We are happy to share our recent publication a Protein Language model-based Thermophilicity predictor.
Superior protein thermophilicity prediction with protein language model embeddings
Abstract
Protein thermostability is important in many areas of biotechnology, including enzyme engineering and protein-hybrid optoelectronics. Ever-growing protein databases and information on stability at different temperatures allow the training of machine learning models to predict whether proteins are thermophilic. In silico predictions could reduce costs and accelerate the development process by guiding researchers to more promising candidates. Existing models for predicting protein thermophilicity rely mainly on features derived from physicochemical properties. Recently, modern protein language models that directly use sequence information have demonstrated superior performance in several tasks. In this study, we evaluate the usefulness of protein language model embeddings for thermophilicity prediction with ProLaTherm, a Protein Language model-based Thermophilicity predictor. ProLaTherm significantly outperforms all feature-, sequence- and literature-based comparison partners on multiple evaluation metrics. In terms of the Matthew’s correlation coefficient, ProLaTherm outperforms the second-best competitor by 18.1% in a nested cross-validation setup. Using proteins from species not overlapping with species from the training data, ProLaTherm outperforms all competitors by at least 9.7%. On these data, it misclassified only one nonthermophilic protein as thermophilic. Furthermore, it correctly identified 97.4% of all thermophilic proteins in our test set with an optimal growth temperature above 70°C.

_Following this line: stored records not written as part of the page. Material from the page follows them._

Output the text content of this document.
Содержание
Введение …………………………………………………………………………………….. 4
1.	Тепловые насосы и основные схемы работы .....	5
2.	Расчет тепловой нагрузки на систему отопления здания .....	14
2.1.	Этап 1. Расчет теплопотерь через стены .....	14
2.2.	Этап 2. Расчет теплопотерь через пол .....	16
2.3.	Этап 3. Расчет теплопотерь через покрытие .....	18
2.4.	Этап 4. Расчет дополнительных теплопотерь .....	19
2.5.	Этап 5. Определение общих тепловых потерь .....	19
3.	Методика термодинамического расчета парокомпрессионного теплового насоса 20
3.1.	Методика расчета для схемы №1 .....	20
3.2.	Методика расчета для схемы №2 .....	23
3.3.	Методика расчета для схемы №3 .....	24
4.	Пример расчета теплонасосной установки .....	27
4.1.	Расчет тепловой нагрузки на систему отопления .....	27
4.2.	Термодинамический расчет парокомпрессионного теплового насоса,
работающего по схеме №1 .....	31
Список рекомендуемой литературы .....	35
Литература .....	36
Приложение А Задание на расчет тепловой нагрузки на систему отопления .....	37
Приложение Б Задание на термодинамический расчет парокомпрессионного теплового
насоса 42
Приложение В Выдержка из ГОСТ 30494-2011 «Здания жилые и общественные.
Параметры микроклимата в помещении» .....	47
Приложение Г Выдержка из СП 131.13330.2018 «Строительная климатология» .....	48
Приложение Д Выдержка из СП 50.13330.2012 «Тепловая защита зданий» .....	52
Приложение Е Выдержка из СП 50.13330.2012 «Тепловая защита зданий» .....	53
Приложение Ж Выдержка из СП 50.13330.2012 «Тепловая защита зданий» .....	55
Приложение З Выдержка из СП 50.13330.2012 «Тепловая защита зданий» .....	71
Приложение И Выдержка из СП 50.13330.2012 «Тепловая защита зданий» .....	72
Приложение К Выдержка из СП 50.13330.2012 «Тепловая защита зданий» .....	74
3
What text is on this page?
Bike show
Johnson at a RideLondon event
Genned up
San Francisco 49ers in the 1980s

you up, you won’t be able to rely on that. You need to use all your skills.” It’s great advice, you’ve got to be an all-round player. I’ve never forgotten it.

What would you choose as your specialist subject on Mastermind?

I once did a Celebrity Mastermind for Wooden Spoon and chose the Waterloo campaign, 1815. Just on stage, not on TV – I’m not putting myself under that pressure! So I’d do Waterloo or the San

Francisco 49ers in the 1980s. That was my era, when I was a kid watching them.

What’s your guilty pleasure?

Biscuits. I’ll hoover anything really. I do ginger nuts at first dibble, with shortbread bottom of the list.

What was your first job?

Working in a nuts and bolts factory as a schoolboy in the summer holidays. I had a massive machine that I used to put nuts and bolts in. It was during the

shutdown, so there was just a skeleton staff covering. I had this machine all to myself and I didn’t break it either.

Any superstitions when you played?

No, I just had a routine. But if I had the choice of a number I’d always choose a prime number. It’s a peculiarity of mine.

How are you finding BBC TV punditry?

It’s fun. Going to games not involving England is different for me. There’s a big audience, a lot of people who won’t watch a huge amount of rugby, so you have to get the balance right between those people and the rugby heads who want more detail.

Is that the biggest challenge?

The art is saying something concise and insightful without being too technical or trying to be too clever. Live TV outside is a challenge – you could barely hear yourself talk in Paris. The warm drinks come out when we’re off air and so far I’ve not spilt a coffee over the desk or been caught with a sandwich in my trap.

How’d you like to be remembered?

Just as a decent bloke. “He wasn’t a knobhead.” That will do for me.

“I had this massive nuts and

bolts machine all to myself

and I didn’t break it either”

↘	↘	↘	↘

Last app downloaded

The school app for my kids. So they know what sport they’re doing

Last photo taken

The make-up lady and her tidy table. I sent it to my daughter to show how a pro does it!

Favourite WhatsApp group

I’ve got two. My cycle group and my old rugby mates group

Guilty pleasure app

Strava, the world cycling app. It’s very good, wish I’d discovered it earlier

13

Availability and implementation
All code is available in our GitHub repository at https://github.com/grimmlab/ProLaTherm
Original Publication (Open Access)
Haselbeck, F., John, M., Zhang, Y., Pirnay, J., Fuenzalida-Werner, J. P., Costa, R. D., & Grimm, D. G. (2023). Superior protein thermophilicity prediction with protein language model embeddings. NAR Genomics and Bioinformatics, 5(4), lqad087.